Afterwards, students gathered for the first of the Craft Lecture series with author Myla Goldberg, who began with a brief announcement about the subjectivity of writing (even after it is published). Myla focused her lecture on creating a space that allowed for productive disagreement. Lauren Groff’s “L. DeBard and Aliette,” an unusual love story that takes place in a time of illness, became an avenue to explore how Groff develops the relationship between the writer and the reader. Students took Myla’s invitation to explore ambiguity and disagreement in the story.

Reading, a process between the writer and the reader, is not one-sided, and the goal, Myla said, “is to foster collaboration with just the right amount of information.” In the lecture, students explored the ways Groff’s intentional choices create that mutual experience. The story, written in present tense, gives the characters’ experiences a real life immediacy. The choice to divulge certain details non-sequentially, however, allows her to not alienate the reader but challenge their ability to read about difficult topics. Similarly, the exclusion of details also contributes to the collaborative experience. Myla discussed the way Groff writes about sex through exclusion and how that creates moments that are at once delicate and also provocative. In what Groff chooses to not disclose, the reader is given an active role in how they experience and what they fill the moments with.

To end the lecture, Myla told the students how she makes space for writing and gave some advice. In summary: Writing is play! She reminded us that writing began before we were given the words for it. The creation of imaginary lives and worlds started with our childhood vividness. In wide arm gestures, Myla told us that writing is as active and away from the page as acting. Get an empty room, she says, and physically act out what the character is doing, grimaces and laughter alike.

Another way of looking at writing as play is through something Myla mentioned earlier in her lecture: “Subvert the expectation.” A line that applies to the hesitation most writers feel. When beginning to write it is crucial to remember to play, to subvert, and to undo expectations. She left us all with the reminder that writing is undoing as much as it is doing. But above all else, it’s fun.

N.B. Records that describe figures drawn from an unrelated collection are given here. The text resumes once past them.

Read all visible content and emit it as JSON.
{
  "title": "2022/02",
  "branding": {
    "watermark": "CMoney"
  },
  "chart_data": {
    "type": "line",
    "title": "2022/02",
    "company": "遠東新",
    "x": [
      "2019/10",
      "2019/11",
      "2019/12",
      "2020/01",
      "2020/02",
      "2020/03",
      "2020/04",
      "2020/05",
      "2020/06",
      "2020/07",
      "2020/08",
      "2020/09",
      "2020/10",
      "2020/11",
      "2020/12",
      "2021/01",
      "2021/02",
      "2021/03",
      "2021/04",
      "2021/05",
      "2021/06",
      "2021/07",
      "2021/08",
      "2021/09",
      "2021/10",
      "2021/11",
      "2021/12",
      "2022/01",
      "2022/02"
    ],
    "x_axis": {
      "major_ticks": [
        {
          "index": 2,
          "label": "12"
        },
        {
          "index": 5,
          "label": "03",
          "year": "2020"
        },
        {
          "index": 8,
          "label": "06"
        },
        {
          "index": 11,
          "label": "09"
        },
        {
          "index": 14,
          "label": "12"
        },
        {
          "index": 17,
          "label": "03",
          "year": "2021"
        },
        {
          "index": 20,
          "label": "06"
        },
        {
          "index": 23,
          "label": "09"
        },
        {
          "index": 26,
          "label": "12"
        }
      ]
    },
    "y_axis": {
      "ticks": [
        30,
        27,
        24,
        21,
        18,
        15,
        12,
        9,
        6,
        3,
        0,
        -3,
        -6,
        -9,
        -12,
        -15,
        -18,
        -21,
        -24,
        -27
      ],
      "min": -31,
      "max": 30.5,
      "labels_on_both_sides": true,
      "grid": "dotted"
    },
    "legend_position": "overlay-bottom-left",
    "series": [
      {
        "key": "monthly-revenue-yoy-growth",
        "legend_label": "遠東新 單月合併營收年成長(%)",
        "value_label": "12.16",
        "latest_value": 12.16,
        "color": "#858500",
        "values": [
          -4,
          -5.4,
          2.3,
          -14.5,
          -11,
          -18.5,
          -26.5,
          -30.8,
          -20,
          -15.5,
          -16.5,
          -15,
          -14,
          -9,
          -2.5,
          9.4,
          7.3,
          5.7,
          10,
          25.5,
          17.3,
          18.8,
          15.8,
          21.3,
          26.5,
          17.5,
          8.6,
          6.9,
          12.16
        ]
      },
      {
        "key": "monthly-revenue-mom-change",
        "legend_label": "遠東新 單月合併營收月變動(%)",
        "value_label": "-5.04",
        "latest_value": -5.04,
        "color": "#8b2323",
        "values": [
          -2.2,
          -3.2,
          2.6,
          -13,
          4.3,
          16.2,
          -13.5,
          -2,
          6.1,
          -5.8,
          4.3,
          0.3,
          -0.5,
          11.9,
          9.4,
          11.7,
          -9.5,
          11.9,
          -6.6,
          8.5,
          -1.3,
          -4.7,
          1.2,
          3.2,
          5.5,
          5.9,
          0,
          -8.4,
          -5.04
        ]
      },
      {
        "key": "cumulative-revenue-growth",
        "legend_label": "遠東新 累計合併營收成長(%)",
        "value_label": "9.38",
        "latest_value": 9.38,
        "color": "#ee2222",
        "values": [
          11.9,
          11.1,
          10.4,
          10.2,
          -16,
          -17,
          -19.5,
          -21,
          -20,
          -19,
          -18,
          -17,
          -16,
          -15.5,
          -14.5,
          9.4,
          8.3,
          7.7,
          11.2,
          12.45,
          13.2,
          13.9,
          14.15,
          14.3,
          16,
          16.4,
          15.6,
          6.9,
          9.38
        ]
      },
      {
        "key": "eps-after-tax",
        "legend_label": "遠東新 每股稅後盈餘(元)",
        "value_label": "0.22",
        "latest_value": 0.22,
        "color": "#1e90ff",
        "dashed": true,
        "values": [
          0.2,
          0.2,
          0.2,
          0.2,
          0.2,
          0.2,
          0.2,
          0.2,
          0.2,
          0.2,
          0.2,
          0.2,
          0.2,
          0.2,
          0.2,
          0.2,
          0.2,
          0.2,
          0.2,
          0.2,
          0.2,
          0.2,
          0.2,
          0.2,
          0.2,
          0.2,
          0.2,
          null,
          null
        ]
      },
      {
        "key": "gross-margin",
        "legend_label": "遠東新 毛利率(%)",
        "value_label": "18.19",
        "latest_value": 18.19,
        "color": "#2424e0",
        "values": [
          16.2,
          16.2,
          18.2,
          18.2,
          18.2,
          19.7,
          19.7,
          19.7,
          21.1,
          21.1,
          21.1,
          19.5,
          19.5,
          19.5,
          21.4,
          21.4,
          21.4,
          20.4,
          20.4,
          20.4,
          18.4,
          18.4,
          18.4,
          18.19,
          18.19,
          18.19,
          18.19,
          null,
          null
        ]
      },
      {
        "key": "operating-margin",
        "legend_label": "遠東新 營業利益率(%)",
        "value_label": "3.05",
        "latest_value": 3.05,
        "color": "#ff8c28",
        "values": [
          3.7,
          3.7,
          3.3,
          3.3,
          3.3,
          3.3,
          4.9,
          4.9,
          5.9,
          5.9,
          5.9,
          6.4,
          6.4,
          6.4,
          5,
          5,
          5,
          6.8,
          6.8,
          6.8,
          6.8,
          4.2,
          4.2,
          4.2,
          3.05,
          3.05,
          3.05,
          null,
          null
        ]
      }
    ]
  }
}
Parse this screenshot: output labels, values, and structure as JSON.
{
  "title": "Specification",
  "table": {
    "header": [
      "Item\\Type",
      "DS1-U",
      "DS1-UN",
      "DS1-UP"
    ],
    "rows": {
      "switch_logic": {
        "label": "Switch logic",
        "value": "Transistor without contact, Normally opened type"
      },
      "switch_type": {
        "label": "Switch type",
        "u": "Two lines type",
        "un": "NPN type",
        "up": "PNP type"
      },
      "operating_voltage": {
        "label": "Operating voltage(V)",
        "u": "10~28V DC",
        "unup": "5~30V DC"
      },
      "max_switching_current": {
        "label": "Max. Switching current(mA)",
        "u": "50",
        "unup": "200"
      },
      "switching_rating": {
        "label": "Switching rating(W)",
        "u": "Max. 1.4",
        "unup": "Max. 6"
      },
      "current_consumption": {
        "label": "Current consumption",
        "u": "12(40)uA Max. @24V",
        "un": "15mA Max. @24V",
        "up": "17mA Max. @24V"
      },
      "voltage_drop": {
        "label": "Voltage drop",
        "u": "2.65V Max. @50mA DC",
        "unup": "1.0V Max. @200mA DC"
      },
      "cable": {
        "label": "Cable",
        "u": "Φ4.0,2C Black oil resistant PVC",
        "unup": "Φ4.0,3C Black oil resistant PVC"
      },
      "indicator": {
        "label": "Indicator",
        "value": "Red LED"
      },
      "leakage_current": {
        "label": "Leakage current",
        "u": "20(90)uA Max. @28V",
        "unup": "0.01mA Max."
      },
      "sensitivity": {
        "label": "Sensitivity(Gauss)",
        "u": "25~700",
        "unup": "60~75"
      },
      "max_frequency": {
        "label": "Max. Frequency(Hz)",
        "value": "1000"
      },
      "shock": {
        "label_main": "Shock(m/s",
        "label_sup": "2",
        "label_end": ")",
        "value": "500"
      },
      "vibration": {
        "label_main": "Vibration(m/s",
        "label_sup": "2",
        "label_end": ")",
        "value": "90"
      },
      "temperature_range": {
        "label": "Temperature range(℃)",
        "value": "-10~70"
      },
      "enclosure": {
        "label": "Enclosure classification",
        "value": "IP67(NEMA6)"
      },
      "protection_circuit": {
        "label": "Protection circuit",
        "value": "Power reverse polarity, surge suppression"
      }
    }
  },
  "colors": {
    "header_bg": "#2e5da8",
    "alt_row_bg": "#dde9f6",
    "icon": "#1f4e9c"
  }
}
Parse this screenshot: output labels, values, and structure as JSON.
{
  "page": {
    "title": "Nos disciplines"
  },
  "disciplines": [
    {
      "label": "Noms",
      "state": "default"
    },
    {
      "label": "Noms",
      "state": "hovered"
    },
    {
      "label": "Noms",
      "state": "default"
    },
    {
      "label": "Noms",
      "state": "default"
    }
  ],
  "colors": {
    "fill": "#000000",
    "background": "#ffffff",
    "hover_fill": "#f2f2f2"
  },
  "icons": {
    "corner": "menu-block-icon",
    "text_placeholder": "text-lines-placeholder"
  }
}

After an afternoon social break with snacks and drinks, the day ended with an informal “Meet the Instructors” conversation, moderated by One Story Publisher Maribeth Batcha. Patrick Ryan and Will Allison discussed and answered questions about how they started as writers and gave some tips for the submission process. As lightening and flood warnings briefly distracted the students, it seemed as if even the weather was fortifying the duality of a writer’s life. While some took the opportunity of the thunder storm to continue talking to their peers after the event, others hugged their bags and sprinted through the river-ed streets with their heels kicked high.